A ready access line of credit may be a good option to hold you over until the market recovers. Also, consider adding to your portfolio sources of reliable income. This might include the addition of an annuity with a guaranteed income benefit. Ensuring you are positioned to have the income you need in down markets is a smart move.

8. Kick tax planning into high gear

Volatile markets may offer an opportunity to sell investment positions held in taxable accounts to harvest tax losses. You can apply those losses to offset other realized tax gains. If you have more losses than gains, you can apply up to $3,000 of losses to reduce ordinary income, and/or carry those losses forward to offset gains in future tax years. This strategy makes the most sense if you determine that specific positions are no longer a good fit for your portfolio. Be sure to comply with wash sale rules if you intend to repurchase the holding at a later date.

You’ll want to conduct a mid-year assessment of your tax situation.

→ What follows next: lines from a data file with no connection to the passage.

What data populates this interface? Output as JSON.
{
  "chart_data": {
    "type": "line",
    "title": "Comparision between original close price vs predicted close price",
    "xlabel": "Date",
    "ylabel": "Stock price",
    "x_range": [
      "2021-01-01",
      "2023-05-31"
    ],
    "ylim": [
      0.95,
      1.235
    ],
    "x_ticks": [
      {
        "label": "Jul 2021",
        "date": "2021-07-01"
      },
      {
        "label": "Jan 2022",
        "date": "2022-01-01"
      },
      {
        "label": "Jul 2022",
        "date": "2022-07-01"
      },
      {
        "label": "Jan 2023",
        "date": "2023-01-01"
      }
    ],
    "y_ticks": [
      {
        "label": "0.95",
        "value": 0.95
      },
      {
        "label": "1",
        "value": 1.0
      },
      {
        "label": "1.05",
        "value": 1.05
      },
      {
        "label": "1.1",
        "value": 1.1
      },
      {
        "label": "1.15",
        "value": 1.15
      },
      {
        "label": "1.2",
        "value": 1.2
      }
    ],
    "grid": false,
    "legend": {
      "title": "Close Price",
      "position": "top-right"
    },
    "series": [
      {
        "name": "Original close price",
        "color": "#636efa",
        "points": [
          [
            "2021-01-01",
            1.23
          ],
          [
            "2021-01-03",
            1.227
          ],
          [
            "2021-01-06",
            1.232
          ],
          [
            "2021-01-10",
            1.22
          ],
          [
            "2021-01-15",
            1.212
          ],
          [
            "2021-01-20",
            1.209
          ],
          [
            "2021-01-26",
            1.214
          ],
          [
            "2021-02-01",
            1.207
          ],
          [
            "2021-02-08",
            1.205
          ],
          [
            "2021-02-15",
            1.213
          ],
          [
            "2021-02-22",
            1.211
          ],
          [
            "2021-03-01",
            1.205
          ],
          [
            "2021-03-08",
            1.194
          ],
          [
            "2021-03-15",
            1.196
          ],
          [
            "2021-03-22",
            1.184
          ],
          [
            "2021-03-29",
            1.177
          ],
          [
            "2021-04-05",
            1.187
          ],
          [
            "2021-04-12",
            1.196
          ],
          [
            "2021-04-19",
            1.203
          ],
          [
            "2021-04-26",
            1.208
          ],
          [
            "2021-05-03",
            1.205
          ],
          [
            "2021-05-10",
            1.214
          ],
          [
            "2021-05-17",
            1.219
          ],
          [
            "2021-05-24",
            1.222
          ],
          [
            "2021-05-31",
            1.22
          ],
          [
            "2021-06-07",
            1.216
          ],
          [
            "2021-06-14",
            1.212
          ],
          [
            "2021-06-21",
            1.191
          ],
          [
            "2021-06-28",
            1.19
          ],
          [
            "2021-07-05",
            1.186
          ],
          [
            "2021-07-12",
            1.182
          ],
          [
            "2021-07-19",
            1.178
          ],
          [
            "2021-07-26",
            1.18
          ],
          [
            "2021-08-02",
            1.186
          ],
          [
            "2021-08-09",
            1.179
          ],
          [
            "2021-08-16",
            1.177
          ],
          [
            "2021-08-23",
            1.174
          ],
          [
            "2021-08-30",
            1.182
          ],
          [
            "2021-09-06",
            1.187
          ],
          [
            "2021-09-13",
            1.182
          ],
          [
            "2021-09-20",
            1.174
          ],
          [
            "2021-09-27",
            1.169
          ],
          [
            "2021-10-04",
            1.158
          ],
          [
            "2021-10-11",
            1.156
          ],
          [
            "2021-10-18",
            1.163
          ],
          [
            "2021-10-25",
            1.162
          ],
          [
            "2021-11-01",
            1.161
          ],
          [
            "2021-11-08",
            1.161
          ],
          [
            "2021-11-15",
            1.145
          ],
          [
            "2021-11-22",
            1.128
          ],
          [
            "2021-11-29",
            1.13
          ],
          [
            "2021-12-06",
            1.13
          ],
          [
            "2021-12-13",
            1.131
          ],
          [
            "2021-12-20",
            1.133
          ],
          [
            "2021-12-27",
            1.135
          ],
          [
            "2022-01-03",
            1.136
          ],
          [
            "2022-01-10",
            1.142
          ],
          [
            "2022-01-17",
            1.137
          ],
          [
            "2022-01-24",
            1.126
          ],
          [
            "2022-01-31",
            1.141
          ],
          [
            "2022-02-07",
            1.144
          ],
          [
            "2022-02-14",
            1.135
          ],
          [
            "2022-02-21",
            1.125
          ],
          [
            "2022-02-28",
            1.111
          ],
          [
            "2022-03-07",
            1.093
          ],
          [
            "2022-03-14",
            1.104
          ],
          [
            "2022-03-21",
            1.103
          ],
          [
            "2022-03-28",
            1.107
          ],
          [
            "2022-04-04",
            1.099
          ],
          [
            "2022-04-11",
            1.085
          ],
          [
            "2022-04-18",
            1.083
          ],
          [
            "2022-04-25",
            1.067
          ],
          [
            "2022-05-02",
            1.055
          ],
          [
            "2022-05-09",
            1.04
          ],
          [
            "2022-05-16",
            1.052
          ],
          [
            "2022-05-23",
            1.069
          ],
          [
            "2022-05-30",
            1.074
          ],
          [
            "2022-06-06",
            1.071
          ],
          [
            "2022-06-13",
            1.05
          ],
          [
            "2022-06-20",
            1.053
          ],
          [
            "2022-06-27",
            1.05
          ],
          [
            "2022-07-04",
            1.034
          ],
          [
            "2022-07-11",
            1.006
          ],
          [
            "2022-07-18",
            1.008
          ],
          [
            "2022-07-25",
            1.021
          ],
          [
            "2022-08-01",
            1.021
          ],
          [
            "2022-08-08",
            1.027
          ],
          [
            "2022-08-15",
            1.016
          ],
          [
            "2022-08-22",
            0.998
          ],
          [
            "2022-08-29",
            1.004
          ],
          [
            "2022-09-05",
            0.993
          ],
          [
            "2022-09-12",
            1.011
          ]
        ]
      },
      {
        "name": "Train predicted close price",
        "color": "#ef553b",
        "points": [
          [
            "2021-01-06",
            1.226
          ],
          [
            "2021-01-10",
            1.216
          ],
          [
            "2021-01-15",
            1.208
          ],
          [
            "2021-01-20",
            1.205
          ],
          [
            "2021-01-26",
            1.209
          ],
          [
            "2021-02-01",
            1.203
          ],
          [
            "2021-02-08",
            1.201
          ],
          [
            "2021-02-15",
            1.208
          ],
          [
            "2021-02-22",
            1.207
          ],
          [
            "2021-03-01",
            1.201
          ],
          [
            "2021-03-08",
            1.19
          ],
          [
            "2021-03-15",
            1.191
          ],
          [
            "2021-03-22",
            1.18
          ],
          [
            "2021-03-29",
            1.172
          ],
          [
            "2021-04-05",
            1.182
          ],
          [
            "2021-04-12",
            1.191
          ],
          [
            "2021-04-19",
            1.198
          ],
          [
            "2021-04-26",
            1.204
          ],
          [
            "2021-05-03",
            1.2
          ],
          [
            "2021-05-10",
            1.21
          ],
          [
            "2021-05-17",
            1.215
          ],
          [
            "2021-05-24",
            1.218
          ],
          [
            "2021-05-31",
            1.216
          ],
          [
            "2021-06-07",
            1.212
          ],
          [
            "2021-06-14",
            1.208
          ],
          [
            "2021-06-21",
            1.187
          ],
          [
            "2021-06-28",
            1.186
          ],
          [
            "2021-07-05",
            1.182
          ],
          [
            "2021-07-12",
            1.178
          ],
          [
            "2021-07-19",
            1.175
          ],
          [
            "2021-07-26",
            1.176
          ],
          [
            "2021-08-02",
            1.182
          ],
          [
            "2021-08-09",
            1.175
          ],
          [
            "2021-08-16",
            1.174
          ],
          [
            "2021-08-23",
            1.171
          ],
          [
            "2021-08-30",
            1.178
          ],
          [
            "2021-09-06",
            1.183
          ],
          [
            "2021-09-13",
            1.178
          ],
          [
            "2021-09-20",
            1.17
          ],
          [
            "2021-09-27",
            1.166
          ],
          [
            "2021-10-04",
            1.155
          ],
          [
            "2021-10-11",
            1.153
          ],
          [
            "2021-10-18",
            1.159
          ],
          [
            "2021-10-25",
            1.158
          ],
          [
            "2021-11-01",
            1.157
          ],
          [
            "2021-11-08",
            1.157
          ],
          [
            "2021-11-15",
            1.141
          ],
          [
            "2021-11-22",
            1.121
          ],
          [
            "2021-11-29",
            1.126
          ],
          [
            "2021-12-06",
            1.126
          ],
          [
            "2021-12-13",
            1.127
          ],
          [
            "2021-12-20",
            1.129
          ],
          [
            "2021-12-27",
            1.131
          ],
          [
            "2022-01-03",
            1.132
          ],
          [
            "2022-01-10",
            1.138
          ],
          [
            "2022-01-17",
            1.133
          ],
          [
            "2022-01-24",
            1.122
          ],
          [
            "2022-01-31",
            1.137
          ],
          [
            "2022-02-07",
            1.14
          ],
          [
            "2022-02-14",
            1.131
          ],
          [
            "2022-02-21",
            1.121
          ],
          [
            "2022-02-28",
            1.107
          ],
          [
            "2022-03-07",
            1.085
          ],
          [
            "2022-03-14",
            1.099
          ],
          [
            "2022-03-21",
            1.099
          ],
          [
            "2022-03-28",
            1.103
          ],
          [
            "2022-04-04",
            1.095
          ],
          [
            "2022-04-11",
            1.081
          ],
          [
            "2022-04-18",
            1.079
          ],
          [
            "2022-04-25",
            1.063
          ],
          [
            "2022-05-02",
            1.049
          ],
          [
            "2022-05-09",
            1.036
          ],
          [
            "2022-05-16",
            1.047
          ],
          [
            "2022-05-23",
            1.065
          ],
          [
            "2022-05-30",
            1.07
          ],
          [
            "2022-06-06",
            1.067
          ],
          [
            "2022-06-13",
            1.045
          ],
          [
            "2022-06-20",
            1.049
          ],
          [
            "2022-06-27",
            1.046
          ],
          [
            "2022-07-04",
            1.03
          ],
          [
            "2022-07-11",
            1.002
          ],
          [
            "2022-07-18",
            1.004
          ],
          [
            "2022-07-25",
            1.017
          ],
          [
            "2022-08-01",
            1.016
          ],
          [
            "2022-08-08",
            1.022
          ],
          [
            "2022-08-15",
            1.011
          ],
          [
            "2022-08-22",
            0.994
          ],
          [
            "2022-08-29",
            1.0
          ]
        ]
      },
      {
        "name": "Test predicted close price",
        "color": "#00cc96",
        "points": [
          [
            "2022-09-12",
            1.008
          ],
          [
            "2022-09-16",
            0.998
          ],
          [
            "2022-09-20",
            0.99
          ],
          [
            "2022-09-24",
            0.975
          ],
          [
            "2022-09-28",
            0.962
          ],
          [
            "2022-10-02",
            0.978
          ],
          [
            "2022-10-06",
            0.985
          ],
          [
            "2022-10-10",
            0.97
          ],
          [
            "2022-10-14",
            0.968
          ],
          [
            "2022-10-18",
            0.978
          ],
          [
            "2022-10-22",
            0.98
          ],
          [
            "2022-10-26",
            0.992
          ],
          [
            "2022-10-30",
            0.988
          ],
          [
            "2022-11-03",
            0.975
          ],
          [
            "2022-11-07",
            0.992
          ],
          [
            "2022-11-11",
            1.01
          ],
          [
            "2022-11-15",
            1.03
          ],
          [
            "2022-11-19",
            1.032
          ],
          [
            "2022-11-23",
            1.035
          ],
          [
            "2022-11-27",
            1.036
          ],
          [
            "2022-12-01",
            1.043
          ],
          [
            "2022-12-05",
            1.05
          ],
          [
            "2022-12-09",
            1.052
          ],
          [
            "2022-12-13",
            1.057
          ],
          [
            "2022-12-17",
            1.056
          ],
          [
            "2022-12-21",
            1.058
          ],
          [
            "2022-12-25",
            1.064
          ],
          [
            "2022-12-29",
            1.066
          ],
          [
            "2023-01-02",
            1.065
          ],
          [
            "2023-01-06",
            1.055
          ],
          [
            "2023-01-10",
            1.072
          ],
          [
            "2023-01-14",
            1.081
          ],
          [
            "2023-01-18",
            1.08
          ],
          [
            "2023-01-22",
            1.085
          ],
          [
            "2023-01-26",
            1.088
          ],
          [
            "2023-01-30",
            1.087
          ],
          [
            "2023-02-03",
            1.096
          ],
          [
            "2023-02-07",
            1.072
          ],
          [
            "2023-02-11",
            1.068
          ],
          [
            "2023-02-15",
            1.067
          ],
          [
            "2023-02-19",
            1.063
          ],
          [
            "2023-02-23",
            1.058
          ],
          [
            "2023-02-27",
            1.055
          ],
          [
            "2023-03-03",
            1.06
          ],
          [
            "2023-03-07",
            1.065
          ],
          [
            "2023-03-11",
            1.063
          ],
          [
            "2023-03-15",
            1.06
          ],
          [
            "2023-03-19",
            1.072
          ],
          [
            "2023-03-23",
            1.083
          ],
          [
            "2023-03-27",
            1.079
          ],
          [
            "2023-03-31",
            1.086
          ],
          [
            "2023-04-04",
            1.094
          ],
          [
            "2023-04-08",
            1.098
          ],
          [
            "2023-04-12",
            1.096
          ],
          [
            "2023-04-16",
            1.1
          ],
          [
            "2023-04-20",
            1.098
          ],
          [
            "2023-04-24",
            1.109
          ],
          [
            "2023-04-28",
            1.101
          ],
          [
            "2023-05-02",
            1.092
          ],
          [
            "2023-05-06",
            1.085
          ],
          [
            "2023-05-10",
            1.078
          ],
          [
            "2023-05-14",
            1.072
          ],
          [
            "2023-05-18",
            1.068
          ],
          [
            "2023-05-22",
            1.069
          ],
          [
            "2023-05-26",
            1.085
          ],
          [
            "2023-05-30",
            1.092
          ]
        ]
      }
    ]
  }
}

Tax brackets are adjusted higher by the IRS each year, but those adjustments don’t reflect the current rate of inflation. If your income has increased in line with or at a faster pace than inflation, you may want to double-check your tax withholding or estimated tax payments to avoid a surprise bill when you complete your tax return next April. This so-called “bracket creep” can also be an issue if state income taxes apply where you live. Check with your tax advisor.

9. Explore Roth IRA conversion opportunities

Roth IRA conversions (moving money from a traditional IRA to a Roth IRA) can be more effective if done at the right time. This is a taxable transaction, as ordinary income taxes apply to earnings represented in the converted amount. If you’ve given back some gains in your IRA portfolio, the current tax liability of a Roth conversion is reduced. It may be an advantageous time to convert what you can. Be sure to consult with a tax advisor to fully understand the tax implications.

10. Pay more attention to how you manage excess cash

When rates rise, investors may earn more on their cash balances. You want to hold sufficient cash or have liquidity options to meet emergency needs (over three to six months) and, if retired, meet income needs over the next one to three years. Any additional cash should be put to work as part of your asset allocation mix to help you achieve your long-term investment goals.

Midway through the year is a perfect time to reassess your current financial strategy. Major changes aren’t mandatory, but a mid-year review that discusses these and other pertinent issues in your financial life is a great way to make sure you’re on track to reaching your goals.